While these international nonprofits have been thriving in virtual settings, the world is slowly approaching a post-pandemic era. In anticipation of that day, these organizations plan to adapt just as quickly to in-person activities as they adapted to the digital realm, all in order to better serve their communities.
Up until now, TaskCards has solely operated virtually – after all, it was created as a result of the switch to online learning. Without it, teachers would have had to deliver paper handouts to their students’ doorsteps. Since his own school experience wasn’t long ago, Wickenhagen understood what teachers and their students needed in order to learn from a distance. And he sees that their interest in digital solutions remains – even as schools reopen. “We weren’t interested in profiting from data collection or turning a huge profit,” Wickenhagen said. “From the start, this was meant to help teachers and students. We want to tailor TaskCards to meet their needs, to make it a really useful tool.”
For GirlGenius, which is based in the United States and serves girls around the world, the pandemic caused no significant harm. Rather, the organization saw stay-at-home orders as an opportunity to start new initiatives. GirlGenius has hosted about 40 online events, with its summer 2020 STEAM conference drawing more than 2,000 participants. The organization has also developed technical workshops in animation, panels with women in STEM fields, and “Ask Me Anything” sessions with women who are well established in STEM. All of these virtual events were launched in response to increased online activity because of the pandemic. But as schools and public places around the world open up, nonprofits that operate entirely virtually face a new challenge: keeping their momentum going now that people are returning to local, in-person resources.
The founders of Corona School recently decided to rename their organization Lern-Fair (Learn-Fair in English) in response to the movement back to in-person activities. More than 15,000 volunteers are today helping to increase nonprofit support for their communities. (A quick aside: For anyone interested in the recently launched special initiative to help Ukrainian refugees in learning and/or improving their German, check out this website.
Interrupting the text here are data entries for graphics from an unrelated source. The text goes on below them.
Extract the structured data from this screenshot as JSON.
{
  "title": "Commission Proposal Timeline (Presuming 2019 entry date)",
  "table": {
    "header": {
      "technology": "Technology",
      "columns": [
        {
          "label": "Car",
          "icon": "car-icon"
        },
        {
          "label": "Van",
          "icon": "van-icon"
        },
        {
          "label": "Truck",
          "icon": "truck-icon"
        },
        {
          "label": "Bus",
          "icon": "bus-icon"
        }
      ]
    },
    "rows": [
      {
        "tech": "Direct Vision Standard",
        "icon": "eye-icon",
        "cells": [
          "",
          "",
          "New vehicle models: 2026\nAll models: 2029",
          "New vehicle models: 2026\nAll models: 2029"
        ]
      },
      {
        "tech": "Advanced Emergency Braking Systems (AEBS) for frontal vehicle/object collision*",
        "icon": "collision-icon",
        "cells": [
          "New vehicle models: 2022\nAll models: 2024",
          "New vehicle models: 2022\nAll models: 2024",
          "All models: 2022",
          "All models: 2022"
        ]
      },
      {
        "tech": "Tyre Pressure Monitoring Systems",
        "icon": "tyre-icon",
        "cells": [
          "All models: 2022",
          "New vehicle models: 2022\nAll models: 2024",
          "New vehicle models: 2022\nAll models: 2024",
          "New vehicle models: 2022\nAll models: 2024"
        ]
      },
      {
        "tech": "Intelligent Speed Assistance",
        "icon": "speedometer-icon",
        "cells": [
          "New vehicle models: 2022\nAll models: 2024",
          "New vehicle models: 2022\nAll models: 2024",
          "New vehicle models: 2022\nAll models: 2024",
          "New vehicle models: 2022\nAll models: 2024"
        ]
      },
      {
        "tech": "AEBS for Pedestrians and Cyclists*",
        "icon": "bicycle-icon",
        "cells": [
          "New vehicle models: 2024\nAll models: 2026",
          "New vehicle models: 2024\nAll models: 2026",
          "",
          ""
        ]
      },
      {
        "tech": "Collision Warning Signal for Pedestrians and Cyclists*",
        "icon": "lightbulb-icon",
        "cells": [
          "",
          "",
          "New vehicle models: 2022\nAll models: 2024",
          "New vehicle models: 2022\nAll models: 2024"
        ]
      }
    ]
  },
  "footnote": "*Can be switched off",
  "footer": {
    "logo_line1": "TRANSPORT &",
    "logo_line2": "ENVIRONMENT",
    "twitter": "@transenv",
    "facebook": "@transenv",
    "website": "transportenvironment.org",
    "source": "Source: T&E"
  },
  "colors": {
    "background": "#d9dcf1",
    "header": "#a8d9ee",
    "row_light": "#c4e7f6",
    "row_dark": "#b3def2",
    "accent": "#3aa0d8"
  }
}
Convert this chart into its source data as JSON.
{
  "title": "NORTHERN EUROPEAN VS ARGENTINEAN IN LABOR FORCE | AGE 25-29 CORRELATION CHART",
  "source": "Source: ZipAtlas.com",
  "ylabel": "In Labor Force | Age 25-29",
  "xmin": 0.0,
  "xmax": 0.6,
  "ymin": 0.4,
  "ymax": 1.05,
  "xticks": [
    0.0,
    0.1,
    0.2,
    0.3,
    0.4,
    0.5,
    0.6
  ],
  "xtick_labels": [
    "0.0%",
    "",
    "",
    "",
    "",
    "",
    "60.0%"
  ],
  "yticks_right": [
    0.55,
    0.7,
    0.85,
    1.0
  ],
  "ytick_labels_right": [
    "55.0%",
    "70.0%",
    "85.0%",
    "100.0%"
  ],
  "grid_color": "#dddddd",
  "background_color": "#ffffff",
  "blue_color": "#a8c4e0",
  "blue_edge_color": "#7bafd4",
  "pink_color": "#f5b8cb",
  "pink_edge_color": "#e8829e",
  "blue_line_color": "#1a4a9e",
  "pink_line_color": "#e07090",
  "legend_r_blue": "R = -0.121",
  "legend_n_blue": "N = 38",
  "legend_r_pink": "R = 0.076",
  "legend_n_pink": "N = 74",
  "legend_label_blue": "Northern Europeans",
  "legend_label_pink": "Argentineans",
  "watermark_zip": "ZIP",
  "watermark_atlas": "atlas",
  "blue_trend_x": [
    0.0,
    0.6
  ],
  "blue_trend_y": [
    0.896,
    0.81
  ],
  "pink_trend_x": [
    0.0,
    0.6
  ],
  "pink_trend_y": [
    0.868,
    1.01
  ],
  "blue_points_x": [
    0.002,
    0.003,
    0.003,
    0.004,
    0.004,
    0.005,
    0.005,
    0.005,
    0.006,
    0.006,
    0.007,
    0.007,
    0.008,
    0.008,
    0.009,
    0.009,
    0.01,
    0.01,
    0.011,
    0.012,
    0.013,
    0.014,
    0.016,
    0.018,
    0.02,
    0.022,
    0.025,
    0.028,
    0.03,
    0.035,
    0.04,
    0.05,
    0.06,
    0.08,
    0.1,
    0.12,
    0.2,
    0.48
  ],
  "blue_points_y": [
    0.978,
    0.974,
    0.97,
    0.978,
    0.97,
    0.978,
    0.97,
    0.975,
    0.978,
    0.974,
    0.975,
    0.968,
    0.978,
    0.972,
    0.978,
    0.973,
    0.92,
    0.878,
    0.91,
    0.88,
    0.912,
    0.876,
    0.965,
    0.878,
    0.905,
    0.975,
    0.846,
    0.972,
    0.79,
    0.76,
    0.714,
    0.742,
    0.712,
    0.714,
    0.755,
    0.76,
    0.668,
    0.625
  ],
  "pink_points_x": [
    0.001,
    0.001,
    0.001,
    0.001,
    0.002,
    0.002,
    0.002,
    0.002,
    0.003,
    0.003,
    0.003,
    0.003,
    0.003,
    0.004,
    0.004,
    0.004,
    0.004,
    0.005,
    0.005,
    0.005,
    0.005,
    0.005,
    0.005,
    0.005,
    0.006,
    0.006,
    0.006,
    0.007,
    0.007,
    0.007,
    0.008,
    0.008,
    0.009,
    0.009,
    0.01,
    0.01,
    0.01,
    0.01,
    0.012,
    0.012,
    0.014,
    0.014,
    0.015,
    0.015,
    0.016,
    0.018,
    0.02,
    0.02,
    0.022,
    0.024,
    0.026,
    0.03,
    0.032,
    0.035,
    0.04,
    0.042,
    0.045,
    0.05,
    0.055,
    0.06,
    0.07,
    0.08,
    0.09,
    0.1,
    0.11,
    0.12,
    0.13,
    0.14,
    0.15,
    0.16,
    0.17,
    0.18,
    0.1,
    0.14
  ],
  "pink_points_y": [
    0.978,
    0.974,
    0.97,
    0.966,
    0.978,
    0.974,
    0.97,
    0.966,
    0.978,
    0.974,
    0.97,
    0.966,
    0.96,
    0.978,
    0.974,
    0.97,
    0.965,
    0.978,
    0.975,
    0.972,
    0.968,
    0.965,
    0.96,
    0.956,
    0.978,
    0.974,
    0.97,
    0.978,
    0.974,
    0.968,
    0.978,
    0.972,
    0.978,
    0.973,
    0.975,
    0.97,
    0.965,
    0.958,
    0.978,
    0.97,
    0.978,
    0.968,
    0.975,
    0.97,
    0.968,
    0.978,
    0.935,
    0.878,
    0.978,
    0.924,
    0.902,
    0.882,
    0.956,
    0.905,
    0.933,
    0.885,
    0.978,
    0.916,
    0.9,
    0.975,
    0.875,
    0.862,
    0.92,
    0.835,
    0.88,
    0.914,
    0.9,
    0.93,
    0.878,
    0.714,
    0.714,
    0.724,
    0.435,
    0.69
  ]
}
Meanwhile, TaskCards is catching on across Europe, with licensing requests from Austria to Finland and the United Kingdom. In the U.S., GirlGenius is seeking to turn its virtual magazine into a print publication as physical libraries reopen their doors. Other nonprofits are looking ahead to a post-pandemic era, too. Telementors, a Texas-based organization created by high schoolers Amruth Nandish and Saathwik Saladi during the pandemic, connects children of healthcare workers to student mentors. Now the group is expanding services to other children with an eye to a post-pandemic world. Afghan refugees and young cancer patients are just two groups it has targeted. “Members of the Afghani national army and their kids have to flee the country for different political reasons, so we started offering sessions to their kids,” said Nandish, 17-year-old founder and director of Telementors. “Also, children with cancer are always in some isolation – post-Covid, pre-Covid, and during Covid. If they got that interaction with a teenage mentor, that would bring some light into their day, so that’s what our next venture is.”
Even before the pandemic, teenagers proposed unique solutions to solving problems in their communities. As vaccination rates increase and institutions find ways to provide in-person experiences, teenagers are equipping their organizations to tackle these changes and serve the public in new ways.